There are many descriptions of how a heat pump works, at times it can seem confusing. It is actually a simple and fantastic technology that produces more energy for your home than it uses.
In essence, a heat pump is like a fridge working in reverse. It absorbs naturally-occurring heat from the air, earth or water outside to heat your home and water. Since it transfers heat rather than generates it, heat pumps are one of the most efficient means of warming your house.
The science behind heat pumps
Heat naturally moves from a hotter area to a colder one. A heat pump works by reversing this process, using a small amount of electricity to do so. It does this by a cycle of compression and evaporation.
There are four stages to the evaporation and compression cycle of a heat pump, through which a refrigerant is circulated. This refrigerant acts as a medium, which transfers the heat from one stage to another.
Heat is brought into a heat exchanger – known as the evaporator – from outside. Depending on the type of heat pump, this low-grade heat can come from any number of sources. For instance, ground-source heat pumps absorb heat from the earth, air-source from the air, and water-source from a nearby lake or pond.
This heat causes the refrigerant to evaporate. Within the evaporator, the low-pressure, low-temperature refrigerant can absorb heat even in very cold conditions (down to -20oC).
The evaporated refrigerant is compressed, which drives the temperature up. In more technical terms, the low-grade heat is upgraded into a useably high temperature.
The refrigerant gas transfers heat into the central heating system. This causes the refrigerant to condense back into a liquid. This happens in the condenser, a second heat exchanger, where the cooler water from the central heating system absorbs the heat. This heat is then either circulated around an emitter system (radiators or underfloor heating) or it is used to heat water.
4: Expansion valve
The cooled refrigerant passes through the expansion valve, which decreases the pressure. This further decreases the temperature, before the refrigerant goes back to the evaporator so the cycle can start again.
The working principle here utilises the concept of ‘latent heat of condensation and vapourisation’. In short, by altering the pressure, we can control the boiling point of the liquid medium, and subsequently control the movement of heat.
Types of heat pump
There are two main types of heat pump: air-source ground-source.

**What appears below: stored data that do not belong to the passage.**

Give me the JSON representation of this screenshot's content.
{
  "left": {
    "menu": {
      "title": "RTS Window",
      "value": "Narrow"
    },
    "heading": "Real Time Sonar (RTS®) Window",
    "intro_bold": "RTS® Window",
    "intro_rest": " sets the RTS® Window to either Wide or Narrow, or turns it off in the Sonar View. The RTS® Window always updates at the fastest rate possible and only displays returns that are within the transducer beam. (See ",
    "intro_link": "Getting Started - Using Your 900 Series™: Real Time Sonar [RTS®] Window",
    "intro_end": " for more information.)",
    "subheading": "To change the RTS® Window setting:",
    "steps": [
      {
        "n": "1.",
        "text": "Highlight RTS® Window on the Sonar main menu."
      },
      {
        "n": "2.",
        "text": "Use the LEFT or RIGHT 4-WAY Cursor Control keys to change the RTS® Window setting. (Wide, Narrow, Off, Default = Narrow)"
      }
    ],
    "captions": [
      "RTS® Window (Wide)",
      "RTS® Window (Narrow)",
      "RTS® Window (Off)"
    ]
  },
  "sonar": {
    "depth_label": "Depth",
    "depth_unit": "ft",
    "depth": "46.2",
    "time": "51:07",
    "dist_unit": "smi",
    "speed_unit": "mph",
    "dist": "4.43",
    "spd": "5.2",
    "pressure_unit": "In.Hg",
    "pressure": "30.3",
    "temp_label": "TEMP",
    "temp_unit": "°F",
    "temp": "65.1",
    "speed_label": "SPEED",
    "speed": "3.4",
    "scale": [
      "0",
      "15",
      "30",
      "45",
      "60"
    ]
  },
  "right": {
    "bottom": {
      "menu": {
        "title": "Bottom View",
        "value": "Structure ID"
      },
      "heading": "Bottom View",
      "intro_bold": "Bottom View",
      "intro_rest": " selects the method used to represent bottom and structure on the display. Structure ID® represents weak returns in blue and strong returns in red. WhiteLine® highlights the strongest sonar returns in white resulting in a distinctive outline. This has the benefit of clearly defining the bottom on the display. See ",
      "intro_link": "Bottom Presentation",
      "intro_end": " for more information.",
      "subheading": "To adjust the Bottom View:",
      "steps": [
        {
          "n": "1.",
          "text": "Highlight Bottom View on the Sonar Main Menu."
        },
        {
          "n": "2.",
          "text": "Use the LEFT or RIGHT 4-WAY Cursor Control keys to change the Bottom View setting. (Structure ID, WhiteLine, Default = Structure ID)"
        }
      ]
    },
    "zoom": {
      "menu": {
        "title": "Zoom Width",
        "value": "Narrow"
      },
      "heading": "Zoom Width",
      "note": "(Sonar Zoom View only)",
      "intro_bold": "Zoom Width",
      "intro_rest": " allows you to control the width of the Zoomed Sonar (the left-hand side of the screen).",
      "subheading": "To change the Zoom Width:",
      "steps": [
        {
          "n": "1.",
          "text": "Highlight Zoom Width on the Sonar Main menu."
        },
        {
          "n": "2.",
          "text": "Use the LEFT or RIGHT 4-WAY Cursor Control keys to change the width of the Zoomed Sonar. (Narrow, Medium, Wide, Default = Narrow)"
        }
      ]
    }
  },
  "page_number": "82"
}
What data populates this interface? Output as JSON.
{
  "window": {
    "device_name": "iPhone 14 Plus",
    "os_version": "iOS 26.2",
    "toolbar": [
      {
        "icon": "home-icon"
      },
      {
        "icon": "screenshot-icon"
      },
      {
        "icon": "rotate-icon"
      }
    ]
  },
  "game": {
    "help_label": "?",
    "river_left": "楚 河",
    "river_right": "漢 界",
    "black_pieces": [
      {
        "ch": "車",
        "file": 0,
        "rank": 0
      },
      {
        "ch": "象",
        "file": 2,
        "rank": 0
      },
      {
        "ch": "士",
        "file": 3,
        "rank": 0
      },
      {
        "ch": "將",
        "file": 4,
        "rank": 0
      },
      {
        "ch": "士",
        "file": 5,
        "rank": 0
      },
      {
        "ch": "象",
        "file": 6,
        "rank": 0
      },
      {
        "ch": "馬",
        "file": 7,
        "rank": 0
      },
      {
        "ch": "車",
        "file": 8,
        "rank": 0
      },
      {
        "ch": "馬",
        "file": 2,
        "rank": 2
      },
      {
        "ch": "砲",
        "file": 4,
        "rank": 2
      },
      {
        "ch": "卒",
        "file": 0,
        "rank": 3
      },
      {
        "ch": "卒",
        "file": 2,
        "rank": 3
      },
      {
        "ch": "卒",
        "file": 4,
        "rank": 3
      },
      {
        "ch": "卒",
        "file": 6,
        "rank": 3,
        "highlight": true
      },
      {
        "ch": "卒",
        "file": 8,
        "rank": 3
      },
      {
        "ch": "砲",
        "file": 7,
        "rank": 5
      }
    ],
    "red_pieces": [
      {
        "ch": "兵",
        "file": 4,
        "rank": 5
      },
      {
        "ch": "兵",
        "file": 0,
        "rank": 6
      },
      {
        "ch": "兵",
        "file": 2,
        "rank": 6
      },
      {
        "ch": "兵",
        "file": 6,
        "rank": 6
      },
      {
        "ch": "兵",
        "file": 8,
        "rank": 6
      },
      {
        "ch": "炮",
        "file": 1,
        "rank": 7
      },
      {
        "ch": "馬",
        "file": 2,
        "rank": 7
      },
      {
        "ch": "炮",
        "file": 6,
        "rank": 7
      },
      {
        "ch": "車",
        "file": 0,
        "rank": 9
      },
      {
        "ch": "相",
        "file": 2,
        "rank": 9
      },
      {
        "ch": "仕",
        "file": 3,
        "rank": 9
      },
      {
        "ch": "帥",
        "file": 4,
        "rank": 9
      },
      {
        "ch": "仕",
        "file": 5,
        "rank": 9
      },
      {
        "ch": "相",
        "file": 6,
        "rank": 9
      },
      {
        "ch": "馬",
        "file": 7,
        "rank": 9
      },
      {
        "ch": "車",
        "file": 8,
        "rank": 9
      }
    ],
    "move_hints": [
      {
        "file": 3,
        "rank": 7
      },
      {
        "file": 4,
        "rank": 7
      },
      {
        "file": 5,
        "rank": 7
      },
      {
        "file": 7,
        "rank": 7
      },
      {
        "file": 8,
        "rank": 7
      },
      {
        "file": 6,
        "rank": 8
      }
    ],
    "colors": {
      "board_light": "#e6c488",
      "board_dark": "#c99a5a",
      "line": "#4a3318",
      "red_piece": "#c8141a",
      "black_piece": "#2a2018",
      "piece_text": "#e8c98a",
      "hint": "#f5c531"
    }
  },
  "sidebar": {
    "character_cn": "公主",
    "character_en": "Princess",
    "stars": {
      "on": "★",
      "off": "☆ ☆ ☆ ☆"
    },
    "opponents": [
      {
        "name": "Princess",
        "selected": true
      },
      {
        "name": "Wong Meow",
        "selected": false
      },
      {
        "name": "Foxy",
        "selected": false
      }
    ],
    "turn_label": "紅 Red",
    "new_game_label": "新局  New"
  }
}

Whilst they both use the same method of heat transfer as mentioned above, the way they bring low-grade heat into the evaporation-compression cycle is slightly different.
Air Source Heat Pumps
An air source heat pump is the most popular type of system. Sitting outside your home, the heat pump looks quite similar to a standard air conditioner. In fact, the method of heat transfer for air conditioners is very similar to the one above, only in reverse.
Heat from the sun warms the air around us, which is then drawn into the heat pump unit by the fan. This heat is extracted from the air into the heat exchanger coil – the evaporator – and so the cycle begins. The fan is there to keep a constant flow of warm air coming into contact with the heat exchanger.
Ground Source Heat Pumps
A ground source heat pump uses the solar energy stored in the earth as the source of heat for the evaporator. It collects the heat through pipes laid underground known as a ground loop or ground array. A mixture of water and a special type of anti-freeze is then pumped through this network of pipes underground, absorbing the naturally-occurring heat below the frost line. The antifreeze-water mix then delivers the heat to the evaporator within the heat pump, and the same evaporation-compression process begins, as shown in the diagram below.
The most popular setup for a ground source heat pump is to lay the heat-absorbing pipes horizontally. You’ll need a large surface area outside to lay the pipes in this way, or if you don’t have that much space you could opt for a vertical loop system, which involves drilling deep boreholes underground.
You can find out about the differences between air source and ground source heat pumps here.
Geothermal heat pump or ground-source heat pump?
Although used interchangeably with ground-source heat pumps, the American term geothermal heat pump can be misleading. Ground-source heat pumps don’t use geothermal heat i.e. heat from the earth’s core. The heat used by a ground source heat pump actually comes from the sun, which is absorbed and stored in the earth.
Examples of geothermal heating can be found in areas like Iceland, where heat from the earth’s core rises up between the European and North American continental plates.
Heat pumps are an extremely energy-efficient way of heating your home, as they require a small amount of electricity to operate. Although they carry a higher upfront cost than other types of heating system, they come with a large number of benefits that more than make up for it. To name a few, they’re extremely efficient, they give off no harmful emissions locally, and by investing in a heat pump, you could recoup a large portion – if not all – of the money back from the Renewable Heat Incentive (subject to performance).